Eppure ognuno di noi capisce bene che se adottassimo la stessa strategia nell’educare i nostri figli e ad ogni marachella ci affrettassimo a dir loro che li amiamo e siamo sicuri che sono stati bravi, in breve avremmo una nazione popolata di Pietro Maso, di Erica e di Omar a bizzeffe e le marachelle avrebbero buone probabilità di trasformarsi in molto peggio. Poiché è certo che in democrazia sono le Forze dell’Ordine che sono al servizio della democrazia e della società e non l’inverso, almeno quanto è certo che sono i genitori a dover educare i figli, allora sarebbe lecito attendersi che, di fronte a fatti gravi come quelli avvenuti a Napoli e a Genova, le Istituzioni per prime richiamassero all’ordine le Forze dell’Ordine.

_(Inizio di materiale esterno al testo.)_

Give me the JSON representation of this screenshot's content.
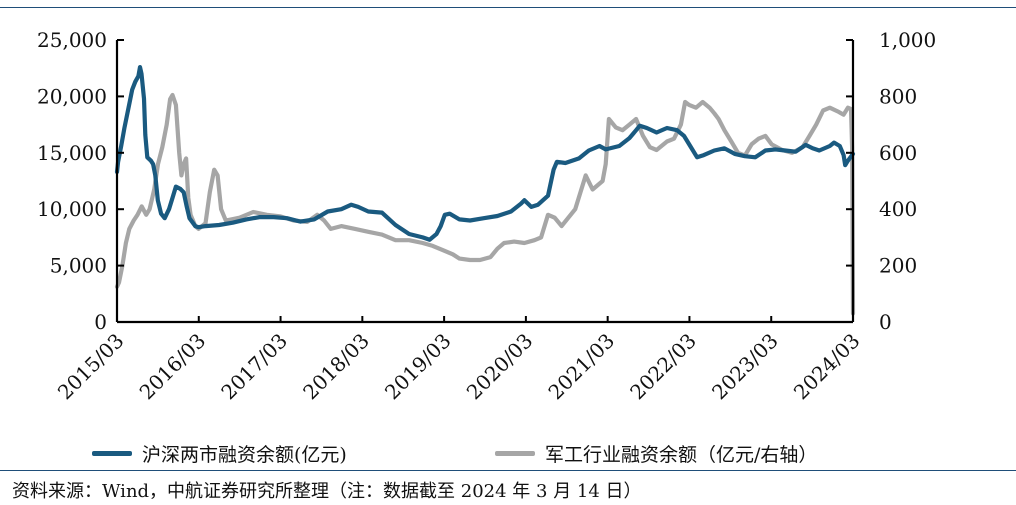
{
  "colors": {
    "series1": "#1a5a80",
    "series2": "#a6a6a6",
    "axis": "#000000",
    "rule": "#1f4e79"
  },
  "chart_data": {
    "type": "line",
    "title": "",
    "grid": false,
    "legend_position": "bottom",
    "x_ticks": [
      "2015/03",
      "2016/03",
      "2017/03",
      "2018/03",
      "2019/03",
      "2020/03",
      "2021/03",
      "2022/03",
      "2023/03",
      "2024/03"
    ],
    "y_left": {
      "ticks": [
        "0",
        "5,000",
        "10,000",
        "15,000",
        "20,000",
        "25,000"
      ],
      "range": [
        0,
        25000
      ]
    },
    "y_right": {
      "ticks": [
        "0",
        "200",
        "400",
        "600",
        "800",
        "1,000"
      ],
      "range": [
        0,
        1000
      ]
    },
    "series": [
      {
        "name": "沪深两市融资余额(亿元)",
        "axis": "left",
        "color": "#1a5a80",
        "points": [
          [
            "2015-03-01",
            13300
          ],
          [
            "2015-03-06",
            14200
          ],
          [
            "2015-03-20",
            15600
          ],
          [
            "2015-04-03",
            17200
          ],
          [
            "2015-04-24",
            19200
          ],
          [
            "2015-05-08",
            20600
          ],
          [
            "2015-05-22",
            21300
          ],
          [
            "2015-06-05",
            21800
          ],
          [
            "2015-06-12",
            22600
          ],
          [
            "2015-06-19",
            22000
          ],
          [
            "2015-06-30",
            19800
          ],
          [
            "2015-07-06",
            16600
          ],
          [
            "2015-07-15",
            14600
          ],
          [
            "2015-07-31",
            14300
          ],
          [
            "2015-08-10",
            14000
          ],
          [
            "2015-08-20",
            13000
          ],
          [
            "2015-08-31",
            10800
          ],
          [
            "2015-09-15",
            9600
          ],
          [
            "2015-10-01",
            9200
          ],
          [
            "2015-10-20",
            10000
          ],
          [
            "2015-11-05",
            11000
          ],
          [
            "2015-11-20",
            12000
          ],
          [
            "2015-12-10",
            11800
          ],
          [
            "2015-12-25",
            11500
          ],
          [
            "2016-01-08",
            10200
          ],
          [
            "2016-01-20",
            9200
          ],
          [
            "2016-02-15",
            8500
          ],
          [
            "2016-03-01",
            8400
          ],
          [
            "2016-04-01",
            8500
          ],
          [
            "2016-06-01",
            8600
          ],
          [
            "2016-08-01",
            8800
          ],
          [
            "2016-10-01",
            9100
          ],
          [
            "2016-12-01",
            9300
          ],
          [
            "2017-02-01",
            9300
          ],
          [
            "2017-04-01",
            9200
          ],
          [
            "2017-06-01",
            8900
          ],
          [
            "2017-08-01",
            9100
          ],
          [
            "2017-10-01",
            9800
          ],
          [
            "2017-12-01",
            10000
          ],
          [
            "2018-01-15",
            10400
          ],
          [
            "2018-02-15",
            10200
          ],
          [
            "2018-04-01",
            9800
          ],
          [
            "2018-06-01",
            9700
          ],
          [
            "2018-08-01",
            8600
          ],
          [
            "2018-10-01",
            7800
          ],
          [
            "2018-12-01",
            7500
          ],
          [
            "2019-01-01",
            7300
          ],
          [
            "2019-02-01",
            7800
          ],
          [
            "2019-02-20",
            8500
          ],
          [
            "2019-03-10",
            9500
          ],
          [
            "2019-04-01",
            9600
          ],
          [
            "2019-05-15",
            9100
          ],
          [
            "2019-07-01",
            9000
          ],
          [
            "2019-09-01",
            9200
          ],
          [
            "2019-11-01",
            9400
          ],
          [
            "2020-01-01",
            9800
          ],
          [
            "2020-02-15",
            10500
          ],
          [
            "2020-03-01",
            10800
          ],
          [
            "2020-04-01",
            10200
          ],
          [
            "2020-05-01",
            10400
          ],
          [
            "2020-06-15",
            11200
          ],
          [
            "2020-07-10",
            13500
          ],
          [
            "2020-07-25",
            14200
          ],
          [
            "2020-09-01",
            14100
          ],
          [
            "2020-11-01",
            14500
          ],
          [
            "2020-12-15",
            15200
          ],
          [
            "2021-02-01",
            15600
          ],
          [
            "2021-03-01",
            15300
          ],
          [
            "2021-05-01",
            15600
          ],
          [
            "2021-06-15",
            16300
          ],
          [
            "2021-07-15",
            17000
          ],
          [
            "2021-08-01",
            17400
          ],
          [
            "2021-09-01",
            17200
          ],
          [
            "2021-10-15",
            16800
          ],
          [
            "2021-12-01",
            17200
          ],
          [
            "2022-01-15",
            17000
          ],
          [
            "2022-02-15",
            16500
          ],
          [
            "2022-03-15",
            15600
          ],
          [
            "2022-04-15",
            14600
          ],
          [
            "2022-05-15",
            14800
          ],
          [
            "2022-07-01",
            15200
          ],
          [
            "2022-08-15",
            15400
          ],
          [
            "2022-10-01",
            14900
          ],
          [
            "2022-11-15",
            14700
          ],
          [
            "2023-01-01",
            14600
          ],
          [
            "2023-02-15",
            15200
          ],
          [
            "2023-04-01",
            15300
          ],
          [
            "2023-05-15",
            15200
          ],
          [
            "2023-07-01",
            15100
          ],
          [
            "2023-08-15",
            15700
          ],
          [
            "2023-09-15",
            15400
          ],
          [
            "2023-10-15",
            15200
          ],
          [
            "2023-12-01",
            15600
          ],
          [
            "2023-12-20",
            15900
          ],
          [
            "2024-01-15",
            15600
          ],
          [
            "2024-02-01",
            14800
          ],
          [
            "2024-02-08",
            13900
          ],
          [
            "2024-02-20",
            14300
          ],
          [
            "2024-03-14",
            14900
          ]
        ]
      },
      {
        "name": "军工行业融资余额（亿元/右轴）",
        "axis": "right",
        "color": "#a6a6a6",
        "points": [
          [
            "2015-03-01",
            125
          ],
          [
            "2015-03-10",
            140
          ],
          [
            "2015-03-25",
            200
          ],
          [
            "2015-04-10",
            280
          ],
          [
            "2015-04-25",
            330
          ],
          [
            "2015-05-15",
            360
          ],
          [
            "2015-06-01",
            380
          ],
          [
            "2015-06-20",
            410
          ],
          [
            "2015-07-10",
            380
          ],
          [
            "2015-07-25",
            400
          ],
          [
            "2015-08-15",
            470
          ],
          [
            "2015-09-01",
            560
          ],
          [
            "2015-09-20",
            620
          ],
          [
            "2015-10-10",
            700
          ],
          [
            "2015-10-25",
            790
          ],
          [
            "2015-11-05",
            805
          ],
          [
            "2015-11-20",
            770
          ],
          [
            "2015-12-05",
            600
          ],
          [
            "2015-12-15",
            520
          ],
          [
            "2015-12-25",
            560
          ],
          [
            "2016-01-05",
            580
          ],
          [
            "2016-01-15",
            440
          ],
          [
            "2016-01-25",
            380
          ],
          [
            "2016-02-15",
            340
          ],
          [
            "2016-03-01",
            330
          ],
          [
            "2016-04-01",
            350
          ],
          [
            "2016-04-20",
            460
          ],
          [
            "2016-05-10",
            540
          ],
          [
            "2016-05-25",
            520
          ],
          [
            "2016-06-10",
            400
          ],
          [
            "2016-07-01",
            360
          ],
          [
            "2016-09-01",
            370
          ],
          [
            "2016-11-01",
            390
          ],
          [
            "2017-01-01",
            380
          ],
          [
            "2017-03-01",
            375
          ],
          [
            "2017-05-01",
            360
          ],
          [
            "2017-07-01",
            355
          ],
          [
            "2017-08-15",
            380
          ],
          [
            "2017-09-15",
            360
          ],
          [
            "2017-10-15",
            330
          ],
          [
            "2017-12-01",
            340
          ],
          [
            "2018-02-01",
            330
          ],
          [
            "2018-04-01",
            320
          ],
          [
            "2018-06-01",
            310
          ],
          [
            "2018-08-01",
            290
          ],
          [
            "2018-10-01",
            290
          ],
          [
            "2018-12-01",
            280
          ],
          [
            "2019-01-15",
            270
          ],
          [
            "2019-03-01",
            255
          ],
          [
            "2019-04-15",
            240
          ],
          [
            "2019-05-15",
            225
          ],
          [
            "2019-07-01",
            220
          ],
          [
            "2019-08-15",
            220
          ],
          [
            "2019-10-01",
            230
          ],
          [
            "2019-11-01",
            260
          ],
          [
            "2019-12-01",
            280
          ],
          [
            "2020-01-15",
            285
          ],
          [
            "2020-03-01",
            280
          ],
          [
            "2020-04-15",
            290
          ],
          [
            "2020-05-15",
            300
          ],
          [
            "2020-06-15",
            380
          ],
          [
            "2020-07-15",
            370
          ],
          [
            "2020-08-15",
            340
          ],
          [
            "2020-10-15",
            400
          ],
          [
            "2020-12-01",
            520
          ],
          [
            "2021-01-01",
            470
          ],
          [
            "2021-02-15",
            500
          ],
          [
            "2021-03-01",
            560
          ],
          [
            "2021-03-15",
            720
          ],
          [
            "2021-04-15",
            690
          ],
          [
            "2021-05-15",
            680
          ],
          [
            "2021-06-15",
            700
          ],
          [
            "2021-07-15",
            720
          ],
          [
            "2021-08-15",
            660
          ],
          [
            "2021-09-15",
            620
          ],
          [
            "2021-10-15",
            610
          ],
          [
            "2021-12-01",
            640
          ],
          [
            "2022-01-01",
            650
          ],
          [
            "2022-02-01",
            700
          ],
          [
            "2022-02-20",
            780
          ],
          [
            "2022-03-10",
            770
          ],
          [
            "2022-04-10",
            760
          ],
          [
            "2022-05-10",
            780
          ],
          [
            "2022-06-10",
            760
          ],
          [
            "2022-07-01",
            740
          ],
          [
            "2022-07-20",
            720
          ],
          [
            "2022-08-15",
            680
          ],
          [
            "2022-09-15",
            640
          ],
          [
            "2022-10-15",
            600
          ],
          [
            "2022-11-15",
            590
          ],
          [
            "2022-12-15",
            630
          ],
          [
            "2023-01-15",
            650
          ],
          [
            "2023-02-15",
            660
          ],
          [
            "2023-03-15",
            630
          ],
          [
            "2023-05-01",
            610
          ],
          [
            "2023-06-15",
            600
          ],
          [
            "2023-08-01",
            620
          ],
          [
            "2023-09-01",
            660
          ],
          [
            "2023-10-01",
            700
          ],
          [
            "2023-11-01",
            750
          ],
          [
            "2023-12-01",
            760
          ],
          [
            "2024-01-10",
            745
          ],
          [
            "2024-02-01",
            735
          ],
          [
            "2024-02-20",
            760
          ],
          [
            "2024-03-05",
            755
          ],
          [
            "2024-03-10",
            620
          ],
          [
            "2024-03-14",
            30
          ]
        ]
      }
    ]
  },
  "legend": {
    "series1": "沪深两市融资余额(亿元)",
    "series2": "军工行业融资余额（亿元/右轴）"
  },
  "source": "资料来源：Wind，中航证券研究所整理（注：数据截至 2024 年 3 月 14 日）"
}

E subito dopo provvedessero ad addestrarle come si deve, a dar loro stipendi dignitosi, a garantire il loro operare in condizioni accettabili. E sarebbe altrettanto lecito aspettarsi che colui che è il primo Garante delle garanzie costituzionali, il Presidente Ciampi, facesse sentire, alta e forte, la sua voce a garanzia di tutti noi. Poiché è altrettanto ovvio e certo che egli è anche il Presidente di tutti quei ragazzi condotti nella caserma Raniero, o torturati a Bolzaneto, ed è chiaro ed evidente che è anche il Presidente di Carlo Giuliani e della sua famiglia. Non ci fosse il rischio del ridicolo, che sempre colpisce ogni ingenua simplicitas utopista e non conoscessimo di che pasta è fatto Silvio Berlusconi, verrebbe da scrivere che ci si attende lo stesso dal Presidente del Consiglio dei Ministri.
Il fatto che migliaia di agenti di Polizia ogni giorno rischino la loro vita nella lotta alla malavita in cambio di stipendi spesso miseri, non autorizza certo quegli agenti a picchiare indiscriminatamente pacifici dimostranti, o a sottoporre dei fermati a procedure gravemente lesive della loro dignità e della loro integrità psico-fisica. D’altra parte, come reagiremmo se sapessimo che ad Erica e ad Omar durante gli interrogatori sono stati comminati gli stessi trattamenti riservati a tanti loro coetanei - nella peggiore delle ipotesi colpevoli di infrazioni enormemente meno gravi delle loro - catturati nelle strade e negli ospedali di Napoli e di Genova? O se venisse reso noto che analoga procedura è stata messa in atto nei confronti di questo, o quel tangentista, o ultras hooligano, o usuraio, o madre omicida, o figlio matricida, o finanche mafioso e killer assassino? Ci indigneremmo, certamente: com’è giusto e sano che accada in qualsiasi paese in cui le parole habeas corpus hanno ancora un senso. Perché allora questo non vale per i ragazzi di Genova e Napoli, della Diaz, della Raniero, di Forte San Giuliano, o di Bolzaneto? In quest’Italia berlusconide vige dunque un doppio binario e per i reati ’politici’ si è autorizzati a procedere in modo così irrituale e abnorme come nel caso di quanto accaduto a Napoli e a Genova? Forse bisogna andare oltre questo riflesso condizionato. Un paese democratico è un paese che ha il coraggio di mettere sotto accusa anche la propria Polizia, quando questa assume atteggiamenti e comportamenti che violano quanto stabilito dalla Legge. Una Polizia democratica è una Polizia criticabile, sempre e comunque sottoposta al giudizio di quella società e di quello Stato in cui affondano le radici della sua legittimità ad operare. Altrimenti non c’è più Polizia di Stato, ma solo Stato di Polizia.